Sound synthesis is a key part of modern music and audio production. Whether you are a producer, composer, or just curious about how electronic sounds are made, this workshop will break it down in a simple and practical way.
We will explore essential synthesis techniques like subtractive, additive, FM, wavetable, and granular synthesis. You will learn how different synthesis methods create and shape sound, and see them in action through live demonstrations using both hardware and virtual synthesizers, including emulators of the legendary studio equipment.
This session is designed for everyone — whether you are a total beginner or an experienced audio professional looking for fresh ideas. You will leave with a solid understanding of synthesis fundamentals and the confidence to start creating your own unique sounds. Join us for an interactive, hands-on introduction to the world of sound synthesis!
Everybody knows the existence of music with electronic elements.

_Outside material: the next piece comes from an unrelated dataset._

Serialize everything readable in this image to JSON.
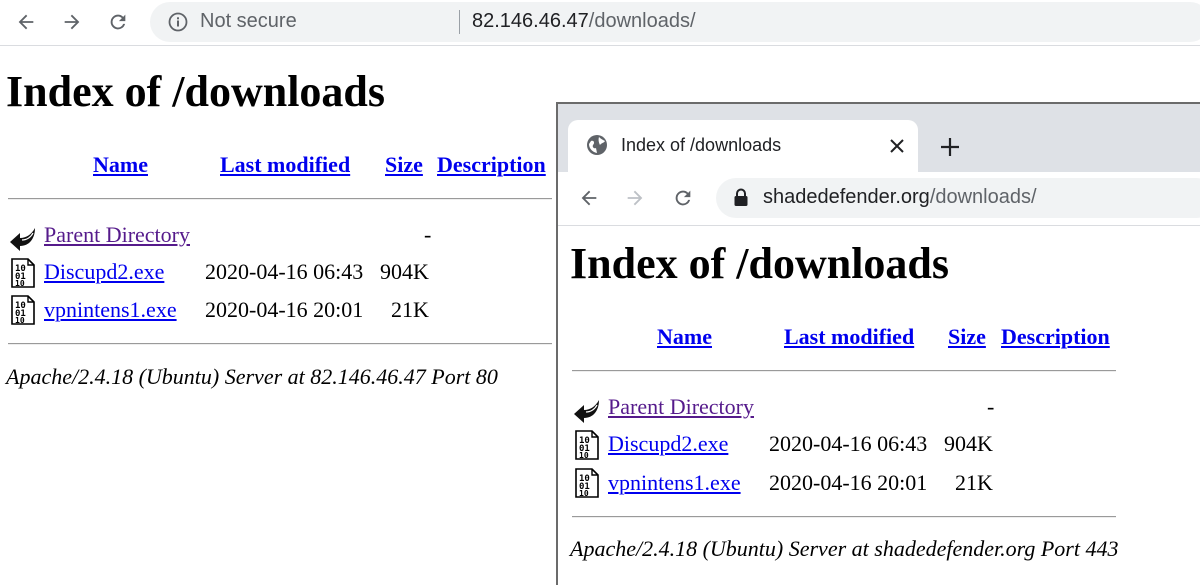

Most of us are aware of the synthesis standing behind it. But the moment I start asking about what's under the hood, the majority of the audience start to run for their lifes. Which is rather sad for me, because learning synthesis could be among the greatest journeys you could take in your life. And I want to back those words up on my workshop.
Let's talk and see what exactly is synthesis, and what it is not. Let's talk about building blocks of basic substractive setup. We will track all the knobs, buttons and sliders, down to every single cable under the front panel. Simply to see which "valve" and "motor" is controlled by which knob. And how does it sounds.
I also want to make you feel safe about modular setups, because when you understand the basic blocks - you understand the modular synthesis. Just like building from bricks!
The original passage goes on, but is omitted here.